= The Plot to Assassinate Hitler =

1955 film

The Plot to Assassinate Hitler (Der 20. Juli) is a 1955 West German feature film produced by CCC Film about the failed 20 July 1944 attempt to assassinate Adolf Hitler. Falk Harnack directed and co-wrote the film's script with Günther Weisenborn. Wolfgang Preiss won the German Federal Film Award for his role as the rebel army officer, Claus von Stauffenberg. The film has a realism that comes very close to the style of a documentary.

The Plot to Assassinate Hitler was released in the same year as G.W. Pabst's film, Es geschah am 20. Juli, (English title, Jackboot Mutiny), which deals with the same subject.

== Reviews ==
Lexicon of international film: A film that was carefully cast down to the smallest role and advised in detail by members of the resistance, which attracted positive attention in German cinema in the 1950s.

== Awards ==
The FBL awarded the film the title valuable.

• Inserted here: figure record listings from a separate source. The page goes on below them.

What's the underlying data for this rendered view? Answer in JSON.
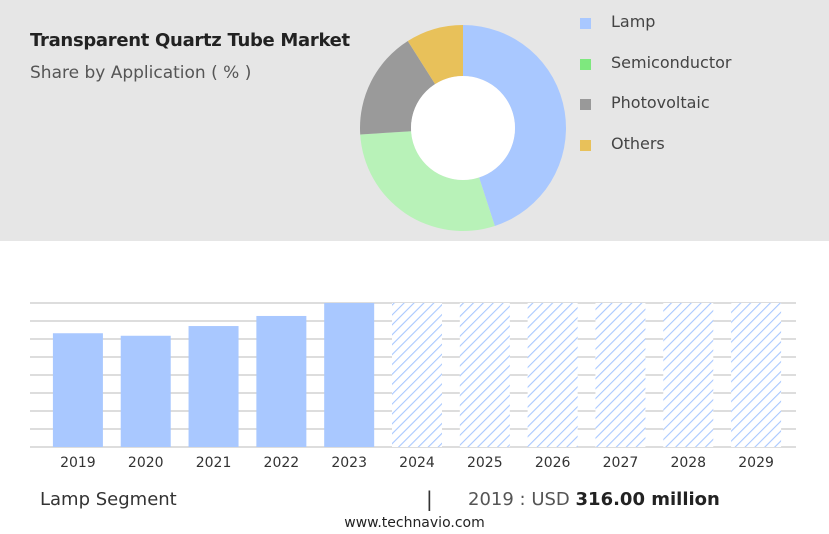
{
  "header": {
    "title": "Transparent Quartz Tube Market",
    "subtitle": "Share by Application ( % )"
  },
  "chart_data": [
    {
      "type": "pie",
      "subtype": "donut",
      "title": "Transparent Quartz Tube Market",
      "subtitle": "Share by Application ( % )",
      "legend_position": "right",
      "slices": [
        {
          "label": "Lamp",
          "value": 45,
          "color": "#a9c8ff"
        },
        {
          "label": "Semiconductor",
          "value": 29,
          "color": "#b8f2b8"
        },
        {
          "label": "Photovoltaic",
          "value": 17,
          "color": "#9a9a9a"
        },
        {
          "label": "Others",
          "value": 9,
          "color": "#e8c15a"
        }
      ]
    },
    {
      "type": "bar",
      "categories": [
        "2019",
        "2020",
        "2021",
        "2022",
        "2023",
        "2024",
        "2025",
        "2026",
        "2027",
        "2028",
        "2029"
      ],
      "values": [
        316,
        309,
        336,
        364,
        400,
        400,
        400,
        400,
        400,
        400,
        400
      ],
      "forecast_start_index": 5,
      "ylim": [
        0,
        400
      ],
      "grid": true,
      "colors": {
        "actual": "#a9c8ff",
        "forecast": "#a9c8ff",
        "grid": "#bbbbbb"
      }
    }
  ],
  "footer": {
    "segment_label": "Lamp Segment",
    "separator": "|",
    "value_prefix": "2019 : USD",
    "value_bold": "316.00 million",
    "source": "www.technavio.com"
  }
}
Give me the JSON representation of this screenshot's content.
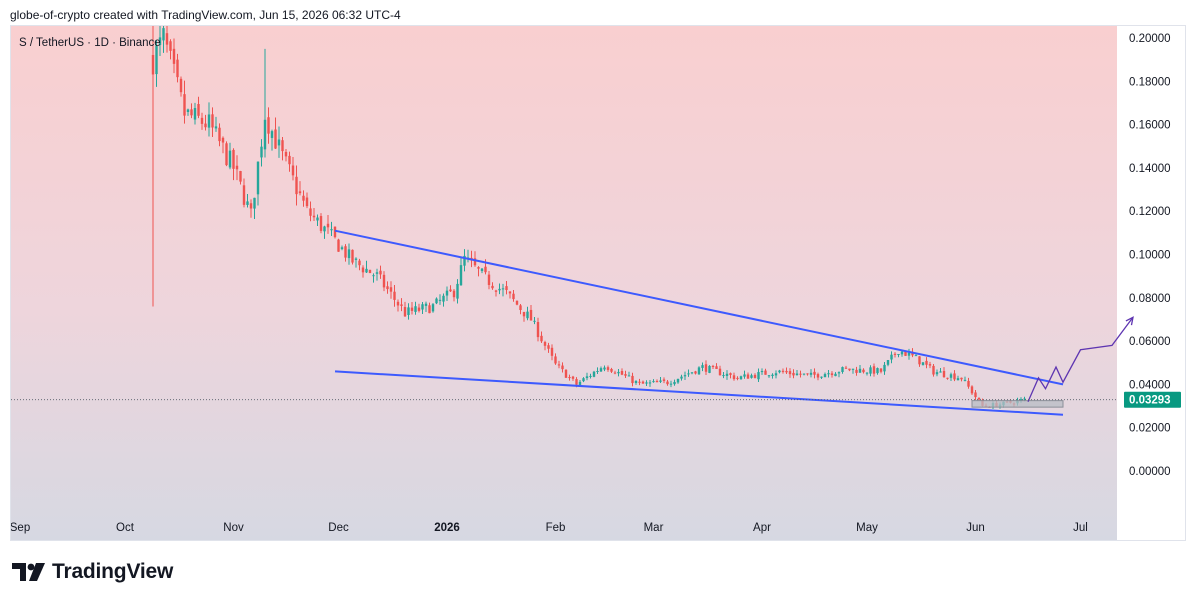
{
  "header": {
    "caption": "globe-of-crypto created with TradingView.com, Jun 15, 2026 06:32 UTC-4"
  },
  "symbol_label": "S / TetherUS · 1D · Binance",
  "footer": {
    "logo_text": "TradingView"
  },
  "colors": {
    "bull": "#26a69a",
    "bear": "#ef5350",
    "wedge_line": "#3d5afe",
    "projection": "#5e35b1",
    "bg_top": "#f9cfd0",
    "bg_bottom": "#d6d8e2",
    "price_tag": "#089981"
  },
  "chart_data": {
    "type": "candlestick",
    "ylim": [
      -0.012,
      0.205
    ],
    "y_ticks": [
      "0.20000",
      "0.18000",
      "0.16000",
      "0.14000",
      "0.12000",
      "0.10000",
      "0.08000",
      "0.06000",
      "0.04000",
      "0.02000",
      "0.00000"
    ],
    "x_ticks": [
      "Sep",
      "Oct",
      "Nov",
      "Dec",
      "2026",
      "Feb",
      "Mar",
      "Apr",
      "May",
      "Jun",
      "Jul"
    ],
    "current_price": "0.03293",
    "close_points": [
      [
        "2025-10-09",
        0.19
      ],
      [
        "2025-10-12",
        0.2
      ],
      [
        "2025-10-18",
        0.165
      ],
      [
        "2025-10-25",
        0.16
      ],
      [
        "2025-11-01",
        0.14
      ],
      [
        "2025-11-06",
        0.118
      ],
      [
        "2025-11-10",
        0.165
      ],
      [
        "2025-11-15",
        0.145
      ],
      [
        "2025-11-22",
        0.12
      ],
      [
        "2025-11-28",
        0.11
      ],
      [
        "2025-12-05",
        0.097
      ],
      [
        "2025-12-12",
        0.09
      ],
      [
        "2025-12-20",
        0.073
      ],
      [
        "2025-12-28",
        0.076
      ],
      [
        "2026-01-03",
        0.083
      ],
      [
        "2026-01-06",
        0.098
      ],
      [
        "2026-01-12",
        0.089
      ],
      [
        "2026-01-18",
        0.082
      ],
      [
        "2026-01-25",
        0.07
      ],
      [
        "2026-02-01",
        0.049
      ],
      [
        "2026-02-07",
        0.04
      ],
      [
        "2026-02-15",
        0.049
      ],
      [
        "2026-02-25",
        0.04
      ],
      [
        "2026-03-05",
        0.041
      ],
      [
        "2026-03-15",
        0.048
      ],
      [
        "2026-03-25",
        0.043
      ],
      [
        "2026-04-05",
        0.046
      ],
      [
        "2026-04-15",
        0.044
      ],
      [
        "2026-04-25",
        0.047
      ],
      [
        "2026-05-05",
        0.046
      ],
      [
        "2026-05-10",
        0.056
      ],
      [
        "2026-05-15",
        0.052
      ],
      [
        "2026-05-20",
        0.046
      ],
      [
        "2026-05-28",
        0.043
      ],
      [
        "2026-06-03",
        0.03
      ],
      [
        "2026-06-09",
        0.031
      ],
      [
        "2026-06-15",
        0.03293
      ]
    ],
    "wedge_upper": [
      [
        "2025-11-30",
        0.111
      ],
      [
        "2026-06-26",
        0.04
      ]
    ],
    "wedge_lower": [
      [
        "2025-11-30",
        0.046
      ],
      [
        "2026-06-26",
        0.026
      ]
    ],
    "projection": [
      [
        "2026-06-16",
        0.032
      ],
      [
        "2026-06-19",
        0.043
      ],
      [
        "2026-06-21",
        0.038
      ],
      [
        "2026-06-24",
        0.048
      ],
      [
        "2026-06-26",
        0.041
      ],
      [
        "2026-07-01",
        0.056
      ],
      [
        "2026-07-10",
        0.058
      ],
      [
        "2026-07-16",
        0.071
      ]
    ],
    "range_box": {
      "x": [
        "2026-05-31",
        "2026-06-26"
      ],
      "y": [
        0.0295,
        0.0325
      ]
    }
  }
}
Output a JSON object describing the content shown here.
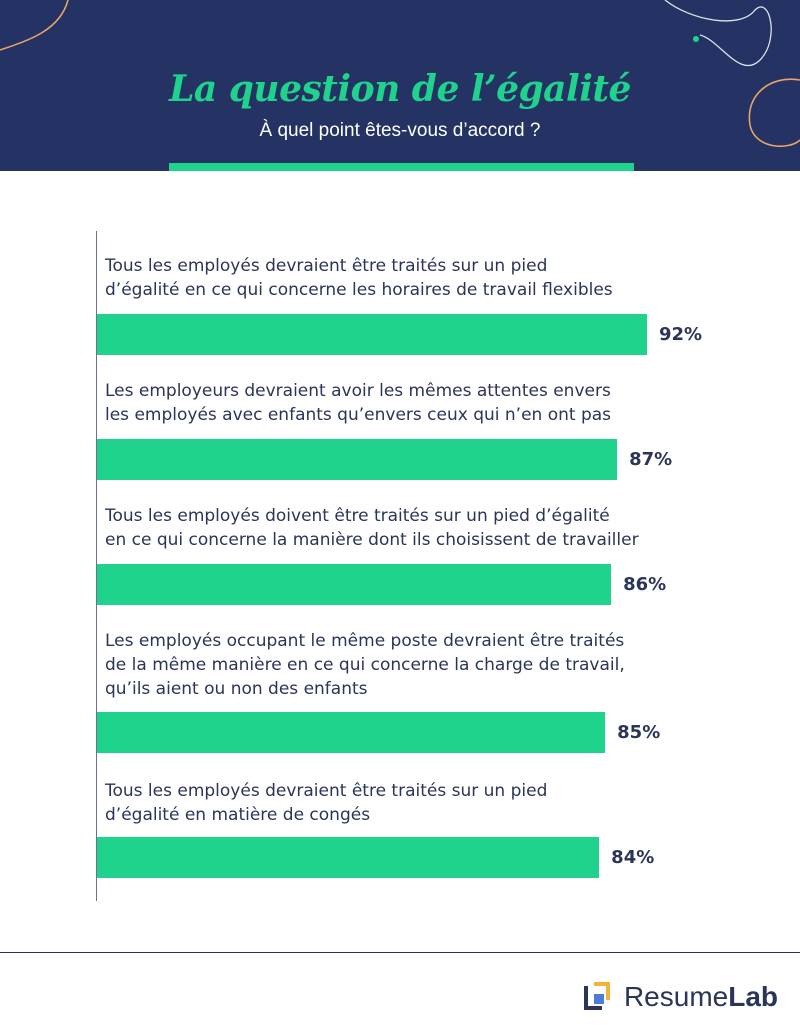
{
  "header": {
    "title": "La question de l’égalité",
    "subtitle": "À quel point êtes-vous d’accord ?"
  },
  "colors": {
    "navy": "#243363",
    "green": "#1fd38c",
    "text": "#2a3558",
    "decoration_orange": "#e8a46a"
  },
  "chart_data": {
    "type": "bar",
    "orientation": "horizontal",
    "title": "La question de l’égalité",
    "subtitle": "À quel point êtes-vous d’accord ?",
    "categories": [
      [
        "Tous les employés devraient être traités sur un pied",
        "d’égalité en ce qui concerne les horaires de travail flexibles"
      ],
      [
        "Les employeurs devraient avoir les mêmes attentes envers",
        "les employés avec enfants qu’envers ceux qui n’en ont pas"
      ],
      [
        "Tous les employés doivent être traités sur un pied d’égalité",
        "en ce qui concerne la manière dont ils choisissent de travailler"
      ],
      [
        "Les employés occupant le même poste devraient être traités",
        "de la même manière en ce qui concerne la charge de travail,",
        "qu’ils aient ou non des enfants"
      ],
      [
        "Tous les employés devraient être traités sur un pied",
        "d’égalité en matière de congés"
      ]
    ],
    "values": [
      92,
      87,
      86,
      85,
      84
    ],
    "value_labels": [
      "92%",
      "87%",
      "86%",
      "85%",
      "84%"
    ],
    "xlim": [
      0,
      100
    ],
    "grid": false,
    "legend": "none"
  },
  "footer": {
    "brand_part1": "Resume",
    "brand_part2": "Lab",
    "logo_icon": "resumelab-logo-icon"
  }
}
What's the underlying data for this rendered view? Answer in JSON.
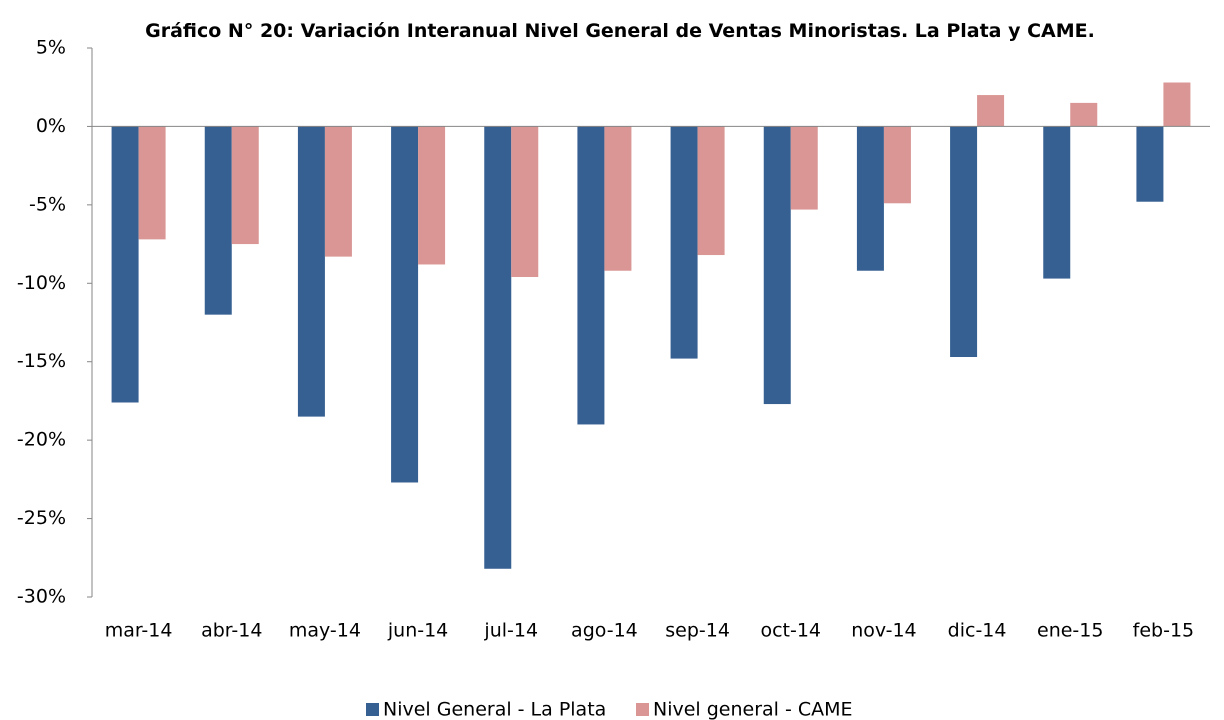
{
  "chart_data": {
    "type": "bar",
    "title": "Gráfico N° 20: Variación Interanual Nivel General de Ventas Minoristas. La Plata y CAME.",
    "categories": [
      "mar-14",
      "abr-14",
      "may-14",
      "jun-14",
      "jul-14",
      "ago-14",
      "sep-14",
      "oct-14",
      "nov-14",
      "dic-14",
      "ene-15",
      "feb-15"
    ],
    "series": [
      {
        "name": "Nivel General - La Plata",
        "color": "#376092",
        "values": [
          -17.6,
          -12.0,
          -18.5,
          -22.7,
          -28.2,
          -19.0,
          -14.8,
          -17.7,
          -9.2,
          -14.7,
          -9.7,
          -4.8
        ]
      },
      {
        "name": "Nivel general - CAME",
        "color": "#d99694",
        "values": [
          -7.2,
          -7.5,
          -8.3,
          -8.8,
          -9.6,
          -9.2,
          -8.2,
          -5.3,
          -4.9,
          2.0,
          1.5,
          2.8
        ]
      }
    ],
    "ylim": [
      -30,
      5
    ],
    "yticks": [
      {
        "value": 5,
        "label": "5%"
      },
      {
        "value": 0,
        "label": "0%"
      },
      {
        "value": -5,
        "label": "-5%"
      },
      {
        "value": -10,
        "label": "-10%"
      },
      {
        "value": -15,
        "label": "-15%"
      },
      {
        "value": -20,
        "label": "-20%"
      },
      {
        "value": -25,
        "label": "-25%"
      },
      {
        "value": -30,
        "label": "-30%"
      }
    ],
    "legend": "bottom"
  }
}
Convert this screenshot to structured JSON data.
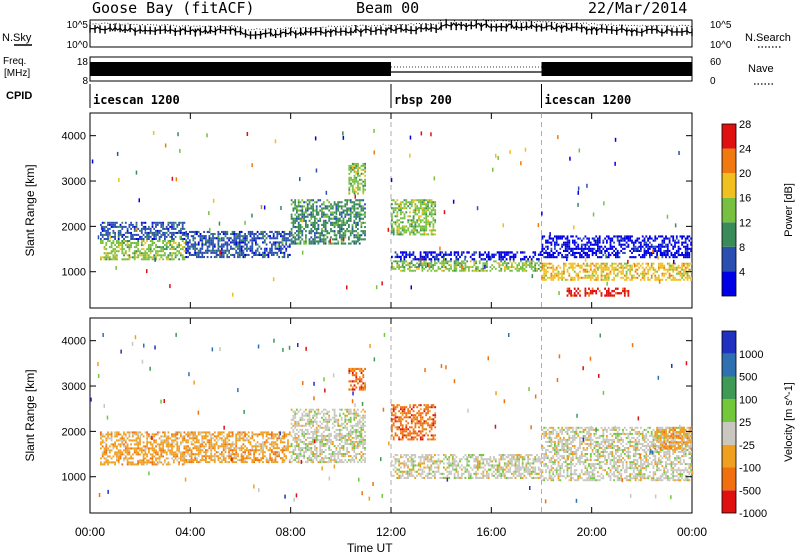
{
  "header": {
    "radar": "Goose Bay (fitACF)",
    "beam": "Beam 00",
    "date": "22/Mar/2014"
  },
  "strip": {
    "nsky_label": "N.Sky",
    "nsearch_label": "N.Search",
    "nsky_ticks": [
      "10^5",
      "10^0"
    ],
    "nsearch_ticks": [
      "10^5",
      "10^0"
    ],
    "freq_label_1": "Freq.",
    "freq_label_2": "[MHz]",
    "freq_ticks": [
      "18",
      "8"
    ],
    "nave_label": "Nave",
    "nave_ticks": [
      "60",
      "0"
    ],
    "cpid_label": "CPID",
    "cpid_segments": [
      {
        "label": "icescan 1200",
        "start_hour": 0
      },
      {
        "label": "rbsp 200",
        "start_hour": 12
      },
      {
        "label": "icescan 1200",
        "start_hour": 18
      }
    ]
  },
  "chart_data": [
    {
      "type": "heatmap",
      "title": "",
      "xlabel": "Time UT",
      "ylabel": "Slant Range [km]",
      "xlim": [
        0,
        24
      ],
      "ylim": [
        200,
        4500
      ],
      "xticks": [
        "00:00",
        "04:00",
        "08:00",
        "12:00",
        "16:00",
        "20:00",
        "00:00"
      ],
      "yticks": [
        1000,
        2000,
        3000,
        4000
      ],
      "colorbar": {
        "label": "Power [dB]",
        "ticks": [
          "4",
          "8",
          "12",
          "16",
          "20",
          "24",
          "28"
        ],
        "colors": [
          "#0000e6",
          "#2a4fb0",
          "#3b8a5a",
          "#78c040",
          "#f0c020",
          "#f07a10",
          "#e01010"
        ]
      },
      "bands": [
        {
          "t0": 0.4,
          "t1": 3.8,
          "r0": 1250,
          "r1": 1700,
          "level": 3
        },
        {
          "t0": 0.4,
          "t1": 3.8,
          "r0": 1700,
          "r1": 2100,
          "level": 1
        },
        {
          "t0": 3.8,
          "t1": 8.0,
          "r0": 1300,
          "r1": 1900,
          "level": 1
        },
        {
          "t0": 8.0,
          "t1": 11.0,
          "r0": 1600,
          "r1": 2600,
          "level": 2
        },
        {
          "t0": 10.3,
          "t1": 11.0,
          "r0": 2700,
          "r1": 3400,
          "level": 3
        },
        {
          "t0": 12.0,
          "t1": 18.0,
          "r0": 1000,
          "r1": 1250,
          "level": 3
        },
        {
          "t0": 12.0,
          "t1": 18.0,
          "r0": 1250,
          "r1": 1450,
          "level": 0
        },
        {
          "t0": 12.0,
          "t1": 13.8,
          "r0": 1800,
          "r1": 2600,
          "level": 3
        },
        {
          "t0": 18.0,
          "t1": 24.0,
          "r0": 1300,
          "r1": 1800,
          "level": 0
        },
        {
          "t0": 18.0,
          "t1": 24.0,
          "r0": 800,
          "r1": 1200,
          "level": 4
        },
        {
          "t0": 19.0,
          "t1": 21.5,
          "r0": 450,
          "r1": 650,
          "level": 6
        }
      ]
    },
    {
      "type": "heatmap",
      "title": "",
      "xlabel": "Time UT",
      "ylabel": "Slant Range [km]",
      "xlim": [
        0,
        24
      ],
      "ylim": [
        200,
        4500
      ],
      "xticks": [
        "00:00",
        "04:00",
        "08:00",
        "12:00",
        "16:00",
        "20:00",
        "00:00"
      ],
      "yticks": [
        1000,
        2000,
        3000,
        4000
      ],
      "colorbar": {
        "label": "Velocity [m s^-1]",
        "ticks": [
          "1000",
          "500",
          "100",
          "25",
          "-25",
          "-100",
          "-500",
          "-1000"
        ],
        "colors": [
          "#2030c0",
          "#2f70b0",
          "#3e9a55",
          "#72c83a",
          "#c8c8c0",
          "#f0a020",
          "#f07010",
          "#e01010"
        ]
      },
      "bands": [
        {
          "t0": 0.4,
          "t1": 3.8,
          "r0": 1250,
          "r1": 2000,
          "level": 5
        },
        {
          "t0": 3.8,
          "t1": 8.0,
          "r0": 1300,
          "r1": 2000,
          "level": 5
        },
        {
          "t0": 8.0,
          "t1": 11.0,
          "r0": 1300,
          "r1": 2500,
          "level": 4
        },
        {
          "t0": 10.3,
          "t1": 11.0,
          "r0": 2900,
          "r1": 3400,
          "level": 6
        },
        {
          "t0": 12.0,
          "t1": 18.0,
          "r0": 950,
          "r1": 1500,
          "level": 4
        },
        {
          "t0": 12.0,
          "t1": 13.8,
          "r0": 1800,
          "r1": 2600,
          "level": 6
        },
        {
          "t0": 18.0,
          "t1": 24.0,
          "r0": 900,
          "r1": 2100,
          "level": 4
        },
        {
          "t0": 22.5,
          "t1": 24.0,
          "r0": 1600,
          "r1": 2100,
          "level": 5
        }
      ]
    }
  ]
}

The screenwriters Günther Weisenborn and Werner Jörg Lüddecke received the Federal Film Prize in silver in 1956.

Wolfgang Preiss also received the Federal Film Prize in silver in 1956 for his portrayal.

Producer Artur Brauner received the film award for the "feature film that makes a particularly lasting contribution to awakening civic awareness".

The film was recommended by the Evangelical Film Guild as “best film of the month” (July 1955).